Wednesday Colloquium



03.11.2010

"Accretion discs around magnetised Neutron Stars: distortion of magnetic field lines"

Luca Naso (SISSA, Trieste)

I will discuss a possible way of improving the old analytic models describing magnetic fields in accretion discs, with a semi-analytic approach. The results seem to show that the magnetic field profile can be very different from the suggested one for both the poloidal and the toroidal component. In particular the toroidal one is not governed only by the relative angular velocity between the disc and the star, as usually assumed.


10.11.2010

"Thermal instability in accretion disks"

Włodzimierz Kluźniak (Copernicus Astronomical Centre, Warsaw)

Radiation pressure dominated alpha disks are thermally unstable. However, the resulting limit-cycle instability is not observed in binary X-ray sources. I will try to reconcile these two facts.


17.11.2010

"Thick and luminous accretion disks in microquasars"

Aleksander Sądowski (Copernicus Astronomical Centre, Warsaw)

Microquasars' emission in the highśt state is dominated by the thermal disk component. At low luminosities it is well described by the classical Novikov and Thorne model of a radiatively efficient and thin accretion disk. The adopted assumptions, however, break down when the luminosity exceeds some critical value, e.g., 30 percent of the Eddington luminosity. In this talk I am going to present state-of-the-art hydrodynamical models of such luminous and geometrically thick accretion disks, discuss their applicability and describe the road-map for their development.


24.11.2010

"On the structure of accretion disks with outflows"

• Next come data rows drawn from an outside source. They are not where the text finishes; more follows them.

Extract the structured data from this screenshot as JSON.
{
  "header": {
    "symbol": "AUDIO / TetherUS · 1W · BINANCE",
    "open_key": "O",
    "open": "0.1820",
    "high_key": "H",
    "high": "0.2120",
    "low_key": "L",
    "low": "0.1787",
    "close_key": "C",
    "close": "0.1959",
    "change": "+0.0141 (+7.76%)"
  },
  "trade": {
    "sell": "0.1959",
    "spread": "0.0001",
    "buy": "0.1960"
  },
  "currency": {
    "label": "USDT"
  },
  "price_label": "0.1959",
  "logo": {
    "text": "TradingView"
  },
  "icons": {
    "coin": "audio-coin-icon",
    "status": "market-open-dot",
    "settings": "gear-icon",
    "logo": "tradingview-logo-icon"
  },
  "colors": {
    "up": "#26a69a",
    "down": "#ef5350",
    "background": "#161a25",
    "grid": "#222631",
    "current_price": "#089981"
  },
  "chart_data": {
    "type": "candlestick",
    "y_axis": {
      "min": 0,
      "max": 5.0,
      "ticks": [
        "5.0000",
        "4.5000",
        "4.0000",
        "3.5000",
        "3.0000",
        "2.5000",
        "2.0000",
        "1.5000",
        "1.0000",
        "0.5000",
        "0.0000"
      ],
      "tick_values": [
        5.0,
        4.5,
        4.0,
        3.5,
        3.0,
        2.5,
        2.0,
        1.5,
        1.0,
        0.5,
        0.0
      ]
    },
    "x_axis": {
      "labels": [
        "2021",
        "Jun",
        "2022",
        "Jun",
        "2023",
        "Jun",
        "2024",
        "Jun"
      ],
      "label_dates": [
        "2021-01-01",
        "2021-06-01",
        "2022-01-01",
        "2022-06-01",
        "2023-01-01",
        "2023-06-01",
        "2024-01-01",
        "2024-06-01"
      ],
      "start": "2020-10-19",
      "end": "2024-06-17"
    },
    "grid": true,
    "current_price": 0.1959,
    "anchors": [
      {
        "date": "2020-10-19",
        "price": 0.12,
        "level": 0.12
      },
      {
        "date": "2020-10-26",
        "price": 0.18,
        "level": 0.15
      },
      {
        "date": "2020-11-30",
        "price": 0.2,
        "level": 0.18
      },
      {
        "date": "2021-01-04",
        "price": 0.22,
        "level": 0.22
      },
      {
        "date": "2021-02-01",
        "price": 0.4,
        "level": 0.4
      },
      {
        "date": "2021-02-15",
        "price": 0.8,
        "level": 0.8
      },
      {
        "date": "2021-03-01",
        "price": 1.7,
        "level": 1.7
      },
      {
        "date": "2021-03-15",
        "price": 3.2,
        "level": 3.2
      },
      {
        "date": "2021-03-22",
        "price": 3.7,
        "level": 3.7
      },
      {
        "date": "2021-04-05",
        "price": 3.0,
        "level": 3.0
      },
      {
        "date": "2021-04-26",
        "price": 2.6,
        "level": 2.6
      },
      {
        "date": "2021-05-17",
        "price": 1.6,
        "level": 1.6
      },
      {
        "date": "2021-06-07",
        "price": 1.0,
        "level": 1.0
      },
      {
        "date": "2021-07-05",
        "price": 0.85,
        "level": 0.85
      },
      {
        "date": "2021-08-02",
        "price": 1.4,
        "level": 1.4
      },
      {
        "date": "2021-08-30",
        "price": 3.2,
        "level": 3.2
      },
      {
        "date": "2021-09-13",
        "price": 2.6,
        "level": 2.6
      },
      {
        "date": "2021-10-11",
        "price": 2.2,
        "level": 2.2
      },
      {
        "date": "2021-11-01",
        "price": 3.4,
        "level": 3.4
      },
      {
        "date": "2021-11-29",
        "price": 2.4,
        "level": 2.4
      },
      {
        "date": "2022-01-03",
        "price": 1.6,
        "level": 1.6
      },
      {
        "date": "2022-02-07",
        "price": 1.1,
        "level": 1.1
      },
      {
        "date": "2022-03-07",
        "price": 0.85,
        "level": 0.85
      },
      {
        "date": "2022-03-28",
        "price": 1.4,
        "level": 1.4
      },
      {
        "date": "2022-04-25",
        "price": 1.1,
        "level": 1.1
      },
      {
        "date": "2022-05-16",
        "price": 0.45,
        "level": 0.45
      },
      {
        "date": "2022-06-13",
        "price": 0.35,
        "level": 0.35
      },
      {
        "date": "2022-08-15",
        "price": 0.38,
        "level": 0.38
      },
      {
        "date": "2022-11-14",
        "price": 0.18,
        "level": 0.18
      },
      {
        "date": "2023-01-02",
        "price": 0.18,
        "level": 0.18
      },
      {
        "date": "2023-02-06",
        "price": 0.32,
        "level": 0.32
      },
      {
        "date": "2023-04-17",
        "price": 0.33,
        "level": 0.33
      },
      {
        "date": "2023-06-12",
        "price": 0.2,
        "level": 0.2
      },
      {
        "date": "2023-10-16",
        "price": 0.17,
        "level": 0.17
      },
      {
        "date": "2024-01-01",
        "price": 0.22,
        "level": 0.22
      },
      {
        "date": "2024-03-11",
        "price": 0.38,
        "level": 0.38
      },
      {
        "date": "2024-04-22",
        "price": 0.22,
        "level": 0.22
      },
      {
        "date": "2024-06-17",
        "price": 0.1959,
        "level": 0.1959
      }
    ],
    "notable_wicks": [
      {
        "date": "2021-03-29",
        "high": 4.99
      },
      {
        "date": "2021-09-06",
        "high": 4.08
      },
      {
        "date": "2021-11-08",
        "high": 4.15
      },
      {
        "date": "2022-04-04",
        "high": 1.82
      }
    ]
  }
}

Cheng-Liang Jiao (Department of Astronomy, School of Physics, Peking University, China)

We solve the set of hydrodynamic equations for accretion disks in the spherical coordinates to obtain the explicit structure along the theta direction. Our results indicate that the outflows should be common in various accretion disks and may be stronger in slim disks, where both advection and radiation pressure are dominant.